Pattie is passionate about helping people take control of their financial situation. We sat down with her to discuss her new role, the challenges and opportunities that it brings, and how it aligns with her commitment to providing financial guidance and support to Canadians.
1. What are you most excited for in your new role as Special Advisor at Goldhar? How is this role different from your work as a financial commentator?
Dina, I’m passionate about helping Canadians with their finances. In some ways, the roles are very similar; both have an educational element. I will have the opportunity to help spread the message that Canadians in financial trouble, whether individuals, small businesses, or corporations, may have options available, which doesn’t always mean bankruptcy. My role is more educational and focused on the economy, markets, interest rates, and financing options.
It can be emotionally challenging to be overwhelmed with high debt levels, and I want to break down the stigma and encourage people to ask for help.
2. Will you be working directly with Canadians facing financial distress, or is this more of an advisory role?
I’m not a Licensed Insolvency Trustee, so I will not work directly with Canadians facing financial distress. However, I hope to share insights and options to help those struggling to know they have options. It's important to remember that there is a regulatory framework to ensure they are treated fairly and respectfully. They are not alone in this journey.
3. Many Canadians are struggling to stay afloat in the current economic environment. With so many macro-economic factors outside of our control (e.g., oppressive interest rates, the skyrocketing cost of living) influencing our finances, it can sometimes feel like we have no control over our own financial planning. What’s one tip you would give to Canadians on how to feel more in control over their own finances?
This environment has been challenging due to a tsunami of financial events—higher rates, prices, housing costs, and some job losses. In other words, some have faced an economic day of reckoning. I believe the savvy person knows they are struggling, and my best piece of advice is to reach out and ask for help. You don’t need to get through this on your own. There are people and resources available to support you.

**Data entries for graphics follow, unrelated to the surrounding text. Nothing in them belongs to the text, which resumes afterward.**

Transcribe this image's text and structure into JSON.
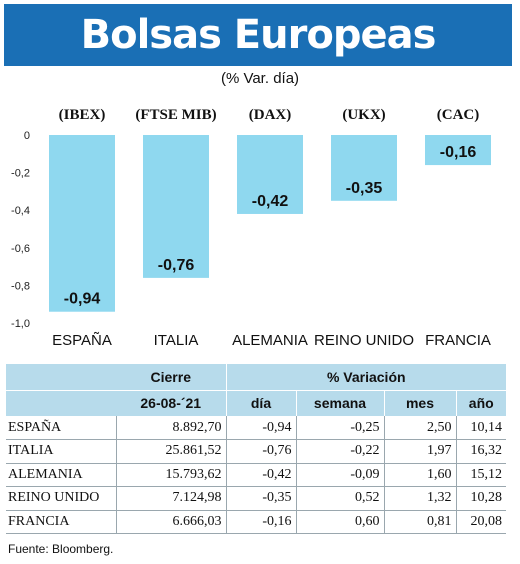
{
  "header": {
    "title": "Bolsas Europeas",
    "subtitle": "(% Var. día)"
  },
  "colors": {
    "banner": "#1a6fb5",
    "bar": "#8fd8ef",
    "table_header": "#b7dbeb"
  },
  "chart_data": {
    "type": "bar",
    "categories": [
      "ESPAÑA",
      "ITALIA",
      "ALEMANIA",
      "REINO UNIDO",
      "FRANCIA"
    ],
    "indices": [
      "(IBEX)",
      "(FTSE MIB)",
      "(DAX)",
      "(UKX)",
      "(CAC)"
    ],
    "values": [
      -0.94,
      -0.76,
      -0.42,
      -0.35,
      -0.16
    ],
    "value_labels": [
      "-0,94",
      "-0,76",
      "-0,42",
      "-0,35",
      "-0,16"
    ],
    "yticks": [
      0,
      -0.2,
      -0.4,
      -0.6,
      -0.8,
      -1.0
    ],
    "ytick_labels": [
      "0",
      "-0,2",
      "-0,4",
      "-0,6",
      "-0,8",
      "-1,0"
    ],
    "ylim": [
      -1.0,
      0
    ],
    "grid": false
  },
  "table": {
    "group_headers": {
      "close": "Cierre",
      "variation": "% Variación"
    },
    "columns": [
      "26-08-´21",
      "día",
      "semana",
      "mes",
      "año"
    ],
    "rows": [
      {
        "name": "ESPAÑA",
        "close": "8.892,70",
        "day": "-0,94",
        "week": "-0,25",
        "month": "2,50",
        "year": "10,14"
      },
      {
        "name": "ITALIA",
        "close": "25.861,52",
        "day": "-0,76",
        "week": "-0,22",
        "month": "1,97",
        "year": "16,32"
      },
      {
        "name": "ALEMANIA",
        "close": "15.793,62",
        "day": "-0,42",
        "week": "-0,09",
        "month": "1,60",
        "year": "15,12"
      },
      {
        "name": "REINO UNIDO",
        "close": "7.124,98",
        "day": "-0,35",
        "week": "0,52",
        "month": "1,32",
        "year": "10,28"
      },
      {
        "name": "FRANCIA",
        "close": "6.666,03",
        "day": "-0,16",
        "week": "0,60",
        "month": "0,81",
        "year": "20,08"
      }
    ]
  },
  "source": "Fuente: Bloomberg."
}
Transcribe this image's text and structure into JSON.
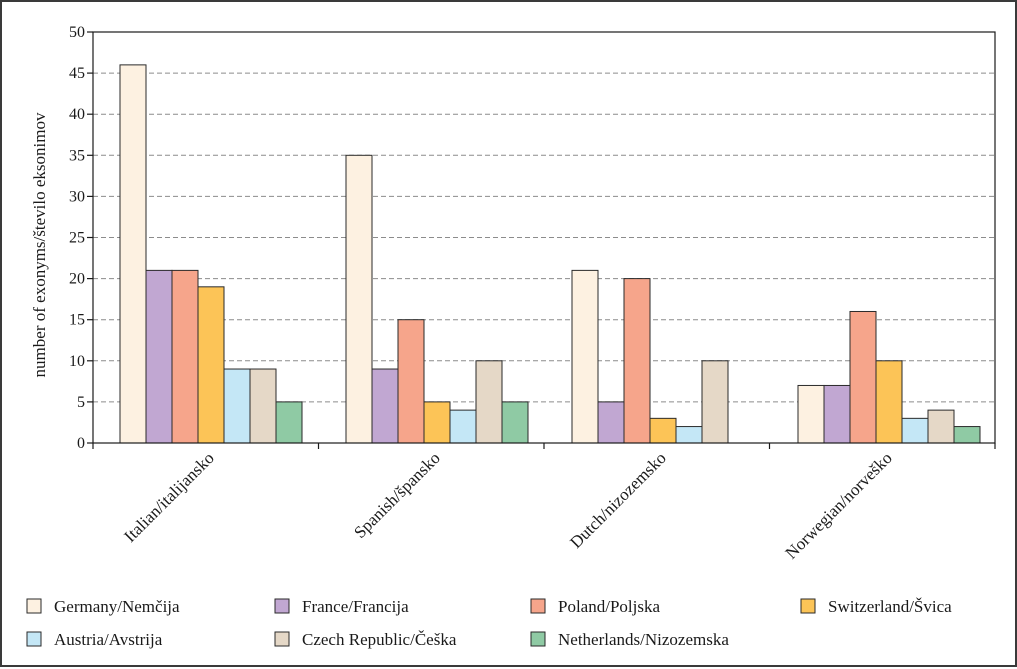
{
  "chart_data": {
    "type": "bar",
    "ylabel": "number of exonyms/število eksonimov",
    "xlabel": "",
    "ylim": [
      0,
      50
    ],
    "yticks": [
      0,
      5,
      10,
      15,
      20,
      25,
      30,
      35,
      40,
      45,
      50
    ],
    "grid": true,
    "legend_position": "bottom",
    "categories": [
      "Italian/italijansko",
      "Spanish/špansko",
      "Dutch/nizozemsko",
      "Norwegian/norveško"
    ],
    "series": [
      {
        "name": "Germany/Nemčija",
        "color": "#fdf1e1",
        "values": [
          46,
          35,
          21,
          7
        ]
      },
      {
        "name": "France/Francija",
        "color": "#c1a7d2",
        "values": [
          21,
          9,
          5,
          7
        ]
      },
      {
        "name": "Poland/Poljska",
        "color": "#f6a58b",
        "values": [
          21,
          15,
          20,
          16
        ]
      },
      {
        "name": "Switzerland/Švica",
        "color": "#fcc457",
        "values": [
          19,
          5,
          3,
          10
        ]
      },
      {
        "name": "Austria/Avstrija",
        "color": "#c4e7f6",
        "values": [
          9,
          4,
          2,
          3
        ]
      },
      {
        "name": "Czech Republic/Češka",
        "color": "#e5d8c7",
        "values": [
          9,
          10,
          10,
          4
        ]
      },
      {
        "name": "Netherlands/Nizozemska",
        "color": "#8fcaa4",
        "values": [
          5,
          5,
          0,
          2
        ]
      }
    ]
  }
}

4. What do you foresee as the biggest financial challenge facing Canadians in the second half of this decade? How can we start preparing?
Canada’s productivity is a cause for concern and continues to decrease. Lower productivity leads to a lower standard of living for Canadians. However, we have the potential to turn this around. We need to find a way to focus on the economy collectively. An economy that invests in people and technology embraces competitiveness, emphasizing improving productivity and growth. This growth potential should inspire hope and optimism in all of us.
This may take time, so controlling what you can, financially speaking, is a big step forward. Build up an emergency fund, improve your credit rating, and pay off your debt—it’s time to take charge now.
5. Can you share one thing about yourself we might be surprised to learn?
Many years ago, I was a single mother of two who had never balanced a chequebook, negotiated a mortgage or understood my cash flow or net worth. The more questions of others I asked, the more I quickly came to realize I wasn’t alone. Financial literacy is a fundamental skill we all need, and we don’t all have. I’ve been on a quest to change that ever since.